Por el contrario, los viernes se celebran las fiestas Upper Club, con música de Madonna, Lady Gaga, David Guetta, Kate Perry y Ke$ha sonando. No hará falta ser un as para darse cuenta del público mayoritario en estas fiestas: modernos de todo pelaje, gays pijos, lesbianas femeninas, bisexuales fiesteros y algunos heteros con ganas de pasárselo bien. El viernes sube, por tanto, ligeramente el dress code del Jivago y el ambiente amigable de los jueves baja ligeramente al encontrarnos con gente más altiva, aunque sin llegar nunca a las cotas de imbecilidad de El Divino. Normalmente acude un DJ invitado, y los traen de diversas ciudades de Sudamérica. Incluso han llegado a invitar a algún norteamericano, por lo que la calidad de las remezclas es alta.



Por último, los sábados encontramos las fiestas Convida y también las Pop Up, dependiendo del fin de semana. En estas fiestas, el Jivago normalmente se tematiza y ofrece descuentos a todo aquel que acuda a la fiesta disfrazado o vestido de una determinada manera, según la tematización de la que se trate. Normalmente pinchan los Djs residentes y la música es una mezcla de la de los jueves y los viernes. Por eso, su público también lo es. Sin duda, los sábados son un resúmen de lo que es este local los jueves y viernes.

Siguiendo en el centro, y a dos pasos del Jivago Lounge, encontramos una macrodiscoteca de dos pisos con pista móvil, que va dando vueltas, y otra sala más pequeña. Se trata del Concorde Dance Club y cuenta, como digo, con dos ambientes. El de la sala grande tiene una música típica de un gran club londinense con house, electro-dance y algunas remezclas. En la pequeña, encontramos música más comercial. Además del suelo móvil (que anima mucho la pista de baile) y del que es sin duda el mejor equipo de luz y sonido de Floripa, la caracterísitica principal de la popularmente conocida como "Conca" es su público mayoritariamente LGTB y mayoritariamente masculino. De todo tipo, clases y para todos los gustos. No por causalidad, Floripa es la capital veraniega gay de Brasil, y la segunda ciudad más friendly sólo superada por la megalópolis del país que es São Paulo.
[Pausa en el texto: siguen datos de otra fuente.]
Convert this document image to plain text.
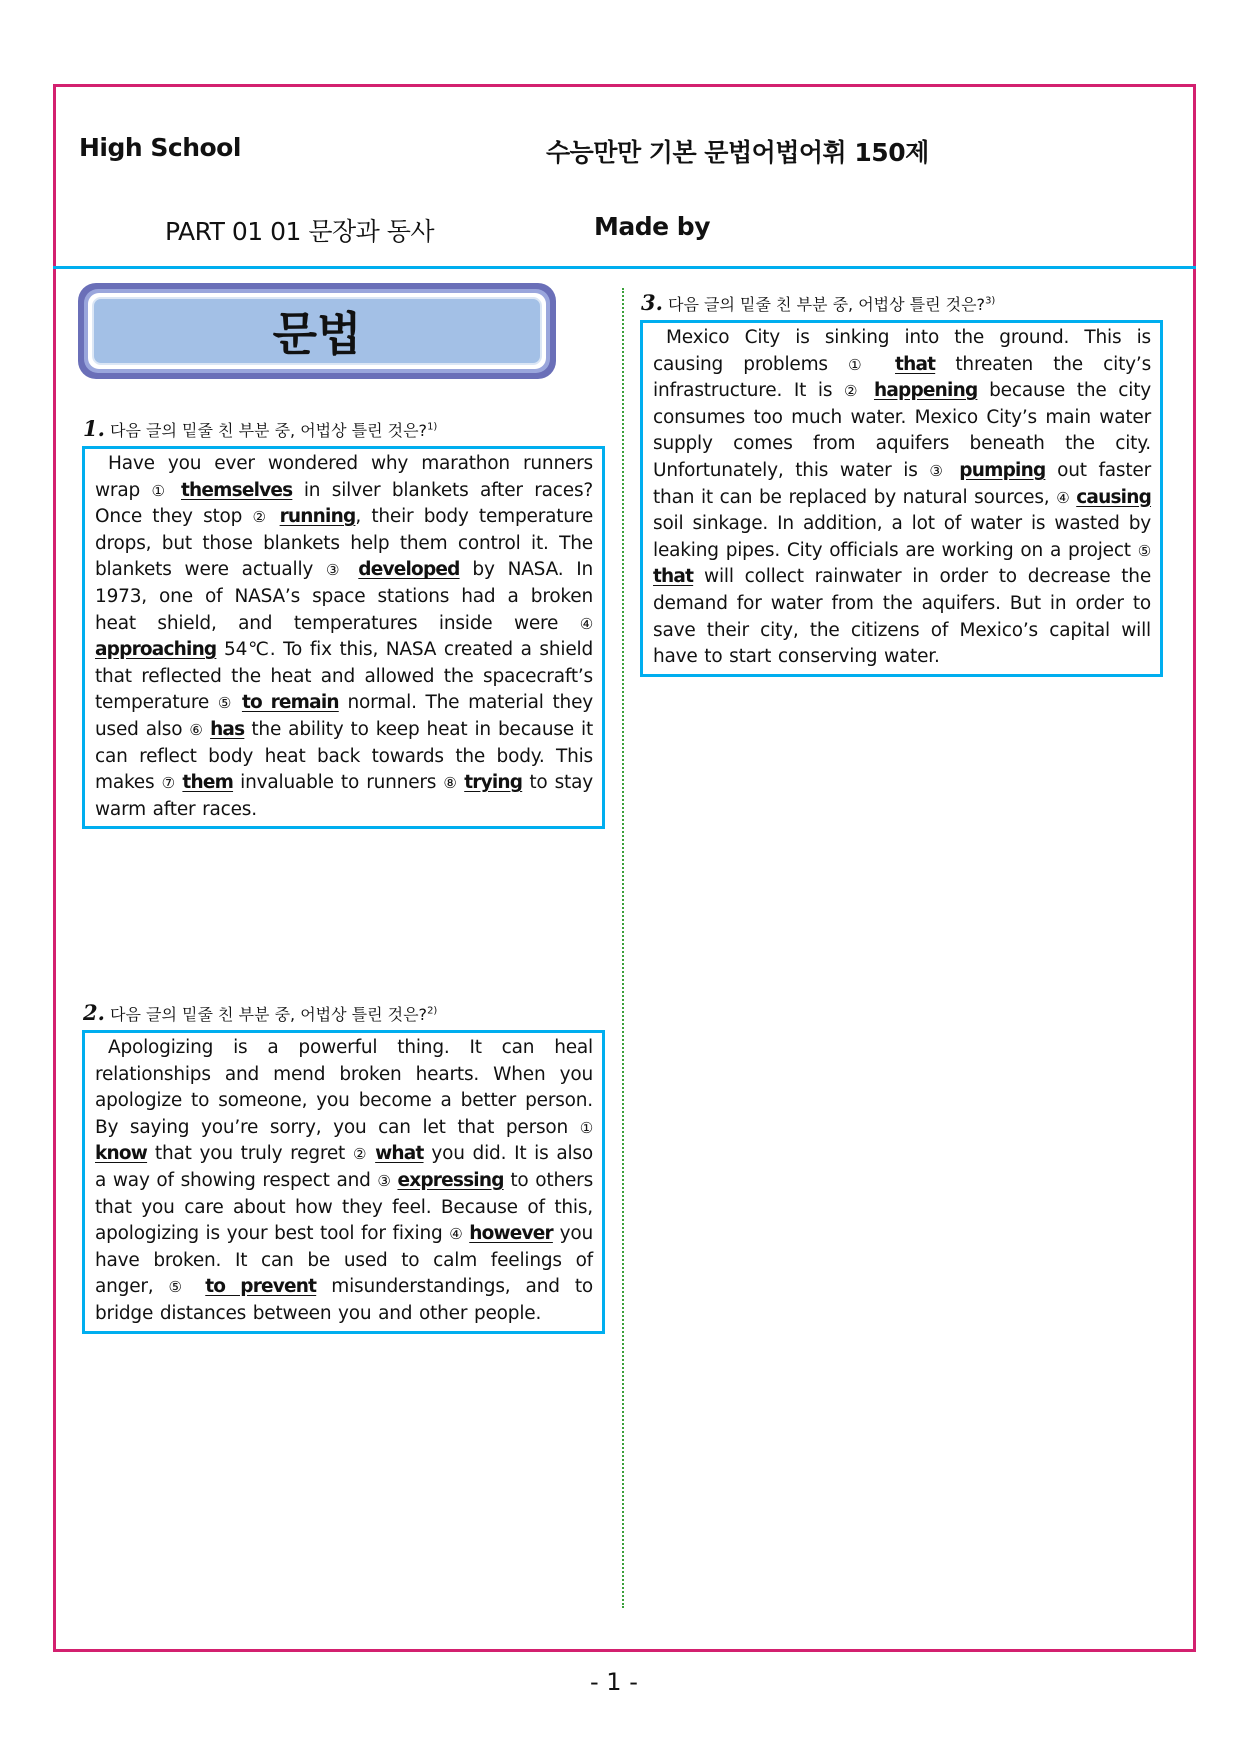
High School	수능만만 기본 문법어법어휘 150제
PART 01 01 문장과 동사	Made by
문법
1. 다음 글의 밑줄 친 부분 중, 어법상 틀린 것은?$^{1)}$
Have you ever wondered why marathon runners wrap ① themselves in silver blankets after races? Once they stop ② running, their body temperature drops, but those blankets help them control it. The blankets were actually ③ developed by NASA. In 1973, one of NASA’s space stations had a broken heat shield, and temperatures inside were ④ approaching 54℃. To fix this, NASA created a shield that reflected the heat and allowed the spacecraft’s temperature ⑤ to remain normal. The material they used also ⑥ has the ability to keep heat in because it can reflect body heat back towards the body. This makes ⑦ them invaluable to runners ⑧ trying to stay warm after races.
2. 다음 글의 밑줄 친 부분 중, 어법상 틀린 것은?$^{2)}$
Apologizing is a powerful thing. It can heal relationships and mend broken hearts. When you apologize to someone, you become a better person. By saying you’re sorry, you can let that person ① know that you truly regret ② what you did. It is also a way of showing respect and ③ expressing to others that you care about how they feel. Because of this, apologizing is your best tool for fixing ④ however you have broken. It can be used to calm feelings of anger, ⑤ to prevent misunderstandings, and to bridge distances between you and other people.
3. 다음 글의 밑줄 친 부분 중, 어법상 틀린 것은?$^{3)}$
Mexico City is sinking into the ground. This is causing problems ① that threaten the city’s infrastructure. It is ② happening because the city consumes too much water. Mexico City’s main water supply comes from aquifers beneath the city. Unfortunately, this water is ③ pumping out faster than it can be replaced by natural sources, ④ causing soil sinkage. In addition, a lot of water is wasted by leaking pipes. City officials are working on a project ⑤ that will collect rainwater in order to decrease the demand for water from the aquifers. But in order to save their city, the citizens of Mexico’s capital will have to start conserving water.
- 1 -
Aparte de ser, por tanto, la catedral nocturna del ambiente homosexual de la ciudad, el Concorde es, como su nombre dice, un club de baile. Porque si lo que se busca es bailar hasta el amanecer, este es sin ninguna duda el local donde su público baila más y donde la calidad de la música alcanza las más altas cotas. Los precios suelen ser medio-altos y el dress code varía desde las camioneras de camisas a cuadros a los gays más pijos y repeinados, pasando por los ciclados descamisados. Por tanto, al Concorde cada uno va como le apetece. 

Por último, citar que los primeros viernes de cada mes, Concorde hace una fiesta para lesbianas, de gran éxito, donde los hombre pagan una barbaridad más para entrar. El resto de viernes y todos los sábados, como digo, el 70% del público es masculino.
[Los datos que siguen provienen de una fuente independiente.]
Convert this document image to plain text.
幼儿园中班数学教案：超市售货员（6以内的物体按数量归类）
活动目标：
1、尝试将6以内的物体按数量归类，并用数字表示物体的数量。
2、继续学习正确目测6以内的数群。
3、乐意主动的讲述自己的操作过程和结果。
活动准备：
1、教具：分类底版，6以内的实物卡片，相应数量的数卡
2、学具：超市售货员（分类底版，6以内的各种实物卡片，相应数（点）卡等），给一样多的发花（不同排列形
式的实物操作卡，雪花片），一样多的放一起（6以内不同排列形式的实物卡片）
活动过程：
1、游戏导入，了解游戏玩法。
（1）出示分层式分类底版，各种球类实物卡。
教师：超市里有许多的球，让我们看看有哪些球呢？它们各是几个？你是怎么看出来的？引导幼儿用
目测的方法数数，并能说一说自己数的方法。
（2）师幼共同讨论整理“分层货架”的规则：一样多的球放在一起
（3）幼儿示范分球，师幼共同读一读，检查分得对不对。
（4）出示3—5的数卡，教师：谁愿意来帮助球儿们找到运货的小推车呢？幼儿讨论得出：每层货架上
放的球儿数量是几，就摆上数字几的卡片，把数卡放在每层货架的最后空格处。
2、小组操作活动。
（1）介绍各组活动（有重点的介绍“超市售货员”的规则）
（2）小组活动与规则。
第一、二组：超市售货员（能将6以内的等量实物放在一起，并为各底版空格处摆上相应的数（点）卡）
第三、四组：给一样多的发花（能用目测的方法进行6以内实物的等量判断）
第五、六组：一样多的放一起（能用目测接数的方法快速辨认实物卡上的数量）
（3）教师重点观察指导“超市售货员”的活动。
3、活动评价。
También a un corto paseo del Jivago Lounge, encontramos uno de los locales que en los últimos meses están situándose también como su competencia directa. Se trata del 1007-Boîte Chic. Es un club de alterne reformado, convertido ahora en un espacio que quiere competir con el Jivago. Busca captar un público similar, pero con una música que, a pesar de ser comercial también, prefieren alternarla con pop-rock, frente al dance y house del Jivago. Como herencia de su condición de puticlub, la entrada es pequeña y discreta, con una escalera que nos lleva a una pista de baile subterránea rodeada de grandes espejos, las barras y un pequeño podium con una barra de baile, donde antiguamente se desnudaban las strippers. Otro de los puntos fuertes del 1007 es su terraza donde socializar, pero sobretodo, con sus increíbles vistas al gran puente Hercílio Luz, que une la isla de Santa Catarina con el continente americano, y que es símbolo de la ciudad de Florianópolis. El ambiente, por tanto, es parecido al del Jivago pero con menos sofisticación en todos los sentidos.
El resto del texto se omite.